Others have built good programming environments designed for
educational programming: Smalltalk, Dr Racket and
BlueJ are examples. I'm not sure whether Eclipse,
NetBeans, Visual Studio, etc qualify as being suitable for
novice users, but there is a clear argument in favour of
integrating Grace into an existing environment rather than
"starting over" building our own. This project would
probably be a feasibility study for a follow-on project that
would actually do the implementation, so I'm hesitant to
suggest it for this class, since a project for CS420/520
really needs a programming component, but if you already
know a lot about a particular IDE, this might be feasible.
- Grace Documentation Project. Many programming
languages have discovered that documentation is most likely
to be kept up to date it it is included as comments in the
source code. But then there needs to be a tool that
extracts the docmentation for the source, and displays it in
a nice format, usually as a web page, sometimes also as
LaTeX source that can be compiled into a PDF document.
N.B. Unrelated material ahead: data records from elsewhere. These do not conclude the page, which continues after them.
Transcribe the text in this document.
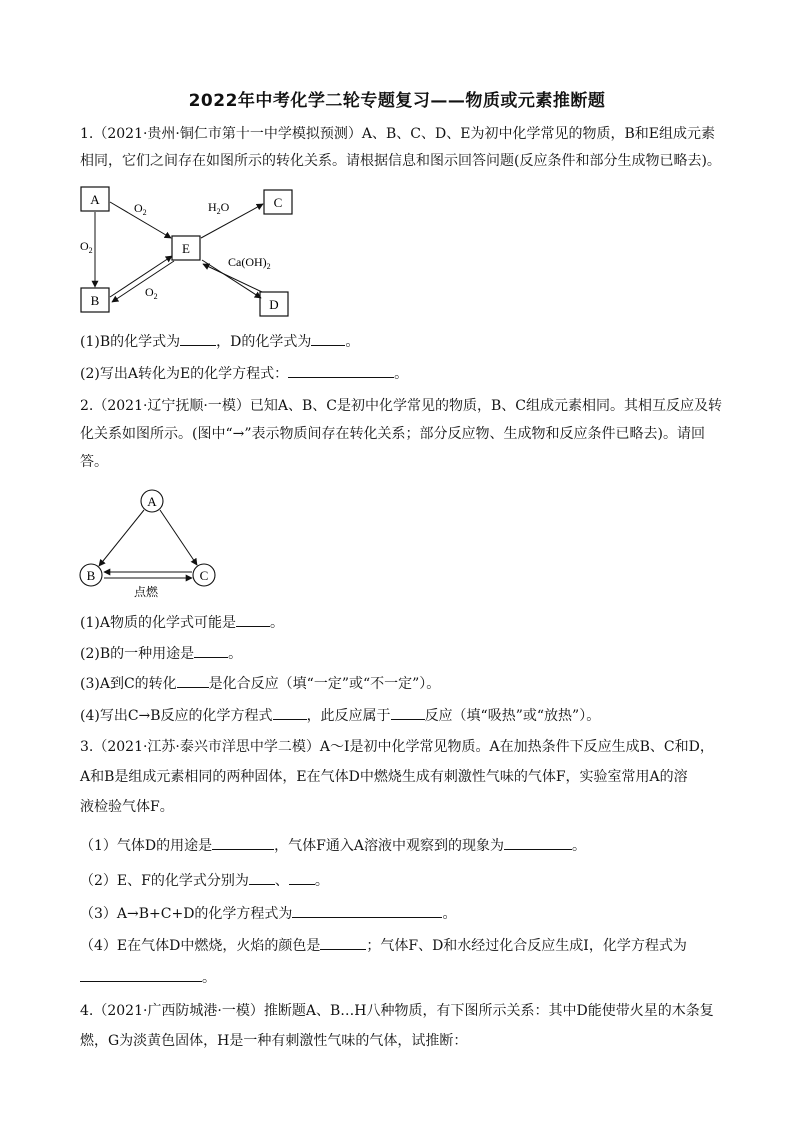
2022年中考化学二轮专题复习——物质或元素推断题
1.（2021·贵州·铜仁市第十一中学模拟预测）A、B、C、D、E为初中化学常见的物质，B和E组成元素
相同，它们之间存在如图所示的转化关系。请根据信息和图示回答问题(反应条件和部分生成物已略去)。
A	C
E
B	D
$O_2$
$O_2$
$O_2$
$H_2O$
$Ca(OH)_2$
(1)B的化学式为	，D的化学式为 。
(2)写出A转化为E的化学方程式：	。
2.（2021·辽宁抚顺·一模）已知A、B、C是初中化学常见的物质，B、C组成元素相同。其相互反应及转
化关系如图所示。(图中“→”表示物质间存在转化关系；部分反应物、生成物和反应条件已略去)。请回
答。
A
B	C
点燃
(1)A物质的化学式可能是 。
(2)B的一种用途是 。
(3)A到C的转化 是化合反应（填“一定”或“不一定”）。
(4)写出C→B反应的化学方程式 ，此反应属于 反应（填“吸热”或“放热”）。
3.（2021·江苏·泰兴市洋思中学二模）A～I是初中化学常见物质。A在加热条件下反应生成B、C和D，
A和B是组成元素相同的两种固体，E在气体D中燃烧生成有刺激性气味的气体F，实验室常用A的溶
液检验气体F。
（1）气体D的用途是	，气体F通入A溶液中观察到的现象为	。
（2）E、F的化学式分别为 、 。
（3）A→B+C+D的化学方程式为	。
（4）E在气体D中燃烧，火焰的颜色是	；气体F、D和水经过化合反应生成I，化学方程式为
。
4.（2021·广西防城港·一模）推断题A、B…H八种物质，有下图所示关系：其中D能使带火星的木条复
燃，G为淡黄色固体，H是一种有刺激性气味的气体，试推断：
Java, Haskell, Python, Node, and even Nim have such
tools. Having documentation available in such a
form also makes it relatively simple to access from within
the programming environment. For example, in IDLE, a
simple Python environment, the documentation for a function
is displayed (after a short pause) when one types the open
parenthesis of a call of that function.
Since it makes sense to reuse existing tools rather than
creating a new one, much of this project will be concerned
with setting conventions for documenting Grace, extracting
the documentation from the source, and translating it to the
right input format for Jekyl &emdash; the tool used to build
Grace's documentation site. Essentially, this is a
parsing problem. It will also involve some background
research understanding the workflow for an existing tool,
and some work documenting the existing source of a few
sample modules. There is a graceDoc
module, which resulted from a previous student project, but
it needs updating to deal with changes in Grace's syntax.